Add the following code to the cluster configuration file in the cloudera-manager section to make sure that Cloudera Manager does not try to download the parcels:

cloudera-manager {
     configs {
               customer_banner_html: "Managed by Cloudera Director"
                    MANAGES_PARCELS: false

Run the Cloudera Director validate command again to test bringing up the cluster. See Testing the Cluster Configuration File. The cluster should come up significantly faster than it did when you tested it before.

Prepare the Job Wrapper Script

Define the Hive query or job that you want to execute and a wrapper shell script that runs required prerequisite commands before it executes the query or job on the transient cluster. The Director public GitHub repository contains simple examples of a MapReduce job wrapper script and an Oozie job wrapper script.
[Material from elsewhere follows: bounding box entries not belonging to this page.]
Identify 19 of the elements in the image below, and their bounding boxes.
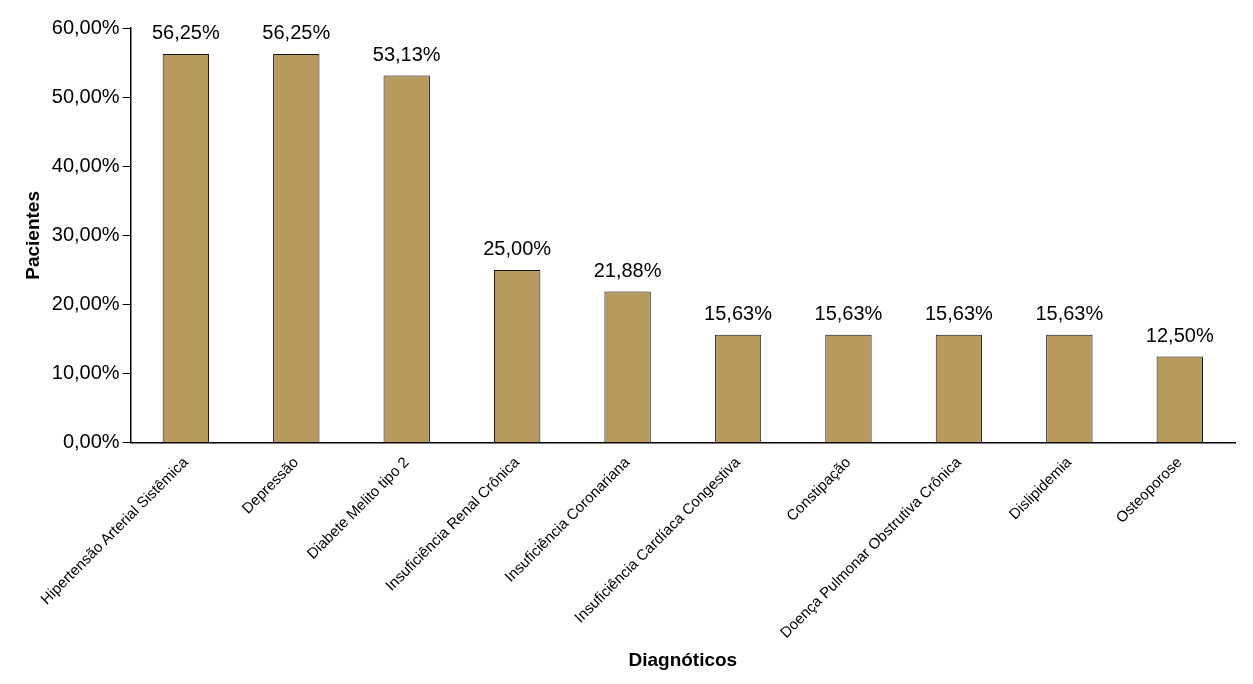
y-tick-label: 0,00% xyxy=(62,430,120,453)
y-tick-label: 50,00% xyxy=(51,84,120,107)
y-tick-label: 30,00% xyxy=(51,222,120,245)
data-label: 21,88% xyxy=(593,259,662,282)
data-label: 53,13% xyxy=(372,43,441,66)
data-label: 56,25% xyxy=(151,21,220,44)
y-tick-label: 40,00% xyxy=(51,153,120,176)
data-label: 15,63% xyxy=(924,302,994,325)
x-axis-title: Diagnóticos xyxy=(628,648,738,670)
y-tick-label: 10,00% xyxy=(51,361,120,384)
y-tick-label: 20,00% xyxy=(51,292,120,315)
data-label: 12,50% xyxy=(1145,323,1214,346)
data-label: 56,25% xyxy=(262,21,331,44)
data-label: 15,63% xyxy=(1035,302,1104,325)
data-label: 15,63% xyxy=(704,302,773,325)
y-axis-title: Pacientes xyxy=(21,191,43,280)
y-tick-label: 60,00% xyxy=(51,15,120,38)
data-label: 15,63% xyxy=(814,302,883,325)
data-label: 25,00% xyxy=(483,237,552,260)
For example, the following is a Bash shell wrapper script for a Hive query:

set -x -e
sudo -u hdfs hadoop fs -mkdir /user/ec2-user
sudo -u hdfs hadoop fs -chown ec2-user:ec2-user /user/ec2-user
hive -f query.q
exit 0

Where query.q contains the Hive query. After you create the job wrapper script, test it to make sure it runs without errors.

Log Collection

Save all relevant log files in S3 because they disappear when you terminate the transient cluster. Use these log files to debug any failed jobs after the cluster is terminated. To save the log files, add an additional step to your job wrapper shell script.

Example for copying Hive logs from a transient cluster node to S3:

# Install AWS CLI
curl "" -o ""
sudo yum install -y unzip
sudo ./awscli-bundle/install -i /usr/local/aws -b /usr/local/bin/aws

# Set Credentials

# Copy Log Files
aws s3 cp /tmp/ec2-user/hive.log s3://bucket-name/output/hive/logs/

Prepare the End-to-End Job Submission Script

This script automates the end-to-end workflow, including the following steps:

  1. Submit the transient cluster configuration file to Cloudera Director.
  2. Wait for the cluster to be provisioned and ready to use.
  3. Copy all job-related files to the cluster.
  4. Submit the job script to the cluster.
  5. Wait for the job to complete.
  6. Shutdown the cluster.

See the Cloudera Engineering Blog post How-to: Integrate Cloudera Director with a Data Pipeline in the Cloud for information about creating an end-to-end job submission script. A sample script can be downloaded from GitHub here.

Schedule the Recurring Job

To schedule the recurring job, wrap the end-to-end job submission script in a Cron job or by triggering the script to run when a particular event occurs.